Famous New York-based Asian fashion designer Jason Wu chatted about his recent life, work, and inspiration for his new collection.

"Compared with a decade ago, I think trends around the world are going really fast. For what I do I always care about more timeless pieces. Jason Wu is not so much into very trendy, very cool things. We like things that are like more classical, more timeless. Because I always think that my clients like to invest in their wardrobe.”


At the end of the forum, Wei Wang, Director of China National Tourism Office, Tokyo, brought the latest news about the retail industry in the current Japanese market, including changes in consumer mentality, behaviour and industry trends.

"Fashion should return to common sense, which is sustainable development. I think this concept should take the lead at least in our China market. When ideas change, so do behaviour, logic, innovation and fashion models. I think sustainability is the highest fashion and the biggest market."


About “Luxe.CO Global Fashion Innovation and Investment Forum”

Since 2015, Luxe.CO has held a series of forums in Beijing, New York, London, and Milan, with the vision of "Connecting Global Fashion Innovators".

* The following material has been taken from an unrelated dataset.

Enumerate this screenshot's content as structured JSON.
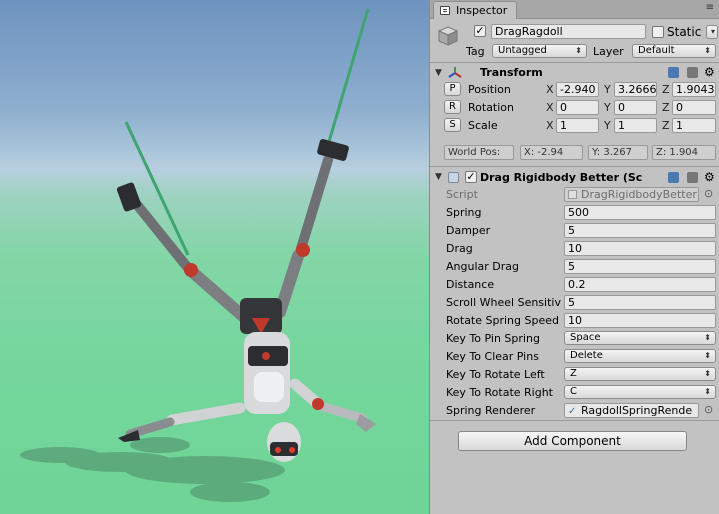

The forum is a research-driven forum for professional readers that brings together decision-makers, innovators, entrepreneurs, investors, designers, and opinion leaders to discuss the latest trends, core issues, and development direction of innovation and investment in the global luxury, fashion and lifestyle industries.

In the year 2020, Luxe.CO Global Forum on the Cloud will bring together guests and friends from all over the world in an efficient and convenient way to share the latest thinking on global fashion entrepreneurship, innovation, and investment.